Ramesh: Thanks for responding to that. (Sorry, readers: this is a bit
like eavesdropping on a conversation with astronauts on Mars, with long
delays between statement & response. Been on the road.)
I’ve followed a great deal of arguments about trade over the past few days:
Yours, Steve Sailer’s, Arnold Kling’s, and a dozen others going on off-line
and with readers. I doubt I shall ever get the Nobel Prize for economics,
but the following POLITICAL (as opposed to economic) facts are at least
clear to me.
—People schooled in economics, and who in some cases make a good living as
economists, have a surprisingly small zone of mutual agreement about
anything at all. Certainly they do not all agree with the free trade ueber
alles position.
—There are incontrovertible instances (Bismarck, post-Lincoln USA,
post-WW2 Japan) of countries prospering mightily while violating
international-free-trade principles.
—It is no good (politically, I mean–it is no good by way of convincing
masses of people you are right) to respond to those instances by saying:
“Ah, yes, in special circumstances.” That just leaves the door open for an
opponent to say: “So international free trade is not ALWAYS the optimal
strategy. There are circumstances when it isn’t. So… how do I know that
my country, today, is not in those circumstances?”
—Nor is it any good to say: “Ah, but those countries would have done EVEN
BETTER if they had adhered to strict free-trade principles.” That invites
the response: “How can you know that?” And also the response: “Well, why
shouldn’t I say the same of instances YOU cite, of countries (Hong Kong,
late-imperial Britain) prospering through free trade? Perhaps they would
have done EVEN BETTER under protectionism.”
—Nor is it any good to say: “Ah, but they were defying the law of gravity.
You can get away with that for a while, but reality will catch up with you.”
This is just saying: “IN THE LONG RUN, international free trade’s the way to
go.” Apart from bringing to mind J.M. Keynes’s well-known remark about what
happens to us all in the long run, this has the serious disadvantage, in our
own time, of being exactly what the rulers of the old USSR used to tell
their people about “scientific socialism”! “You may be suffering right now,
but it is all in aid of building a radiant future for our children.” (That
radiant future was such a staple of Soviet internal propaganda that one
Brezhnev-era dissident, Alexander Zinoviev, used it as the title for a
book.)
My abiding impression, after doing as much of the math as I can bear to (I
confess to having close to zero natural interest in theoretical economics)
is that Ricardian theory is fine in a frictionless world, just as Newtonian
particle mechanics is (I am ignoring 20th-century corrections to Newton).
They may even be universally applicable, as Newtonian mechanics is.

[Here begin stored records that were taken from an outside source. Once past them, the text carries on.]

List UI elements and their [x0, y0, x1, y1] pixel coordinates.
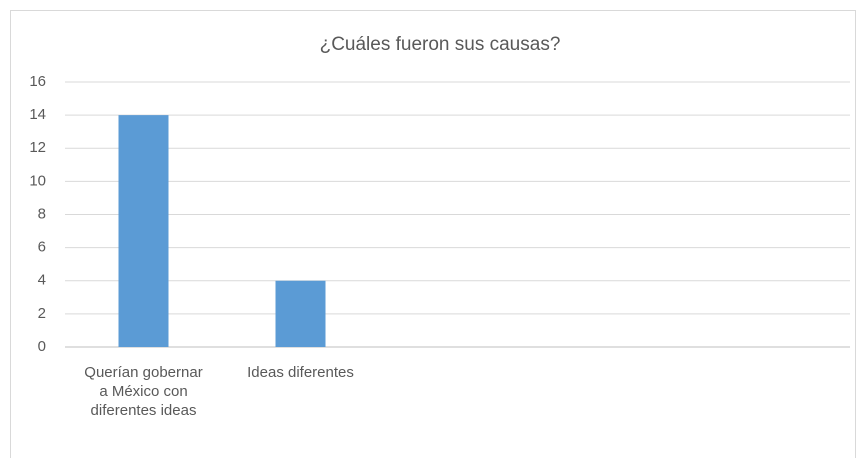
- y-tick-label: 16: [29, 73, 46, 90]
- x-tick-label: Ideas diferentes: [247, 364, 354, 381]
- x-tick-label: Querían gobernar a México con diferentes…: [84, 364, 203, 419]
- y-tick-label: 12: [29, 139, 46, 156]
- y-tick-label: 6: [38, 239, 46, 256]
- bar: [118, 115, 169, 347]
- y-tick-label: 14: [29, 106, 46, 123]
- y-tick-label: 2: [38, 305, 46, 322]
- y-tick-label: 8: [38, 205, 46, 222]
- y-tick-label: 10: [29, 172, 46, 189]
- y-tick-label: 0: [38, 338, 46, 355]
- chart-title: ¿Cuáles fueron sus causas?: [320, 34, 561, 55]
- bar: [275, 280, 326, 347]
- y-tick-label: 4: [38, 272, 46, 289]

It is a truth well known to mathematicians, though, that there are some
circumstances so far from friction-free that while Newtonian mechanics does
not exactly break down, & is still controlling things at the deepest level,
poor Sir Isaac cannot be seen through the mass of necessary qualifications,
and the motions observed — in, for example, fluid mechanics — don’t look
the least bit Newtonian. Possibly the same is true of Ricardian trade
theory.
(Mathematically, in fact, fluid dynamics is notorious — not altogether
fairly — for all being based on one single equation. To judge from the stuff I
have been sent this past few days, the same might be true of economics –
though here it is not an equation but a principle, the principle of
comparative advantage. Neat principle; I like it; pleasantly
counterintuitive; I can follow the math; but….)
I don’t know whether international free trade is a sound principle in all
circumstances, and a proper guide to all economic decision-making. I do,
though, have a strong impression that if I were a conscientious politician
in a modern democracy, with the welfare of my people at heart (and my own
electability at the back of my mind), I would NOT be a dogmatic free-trader.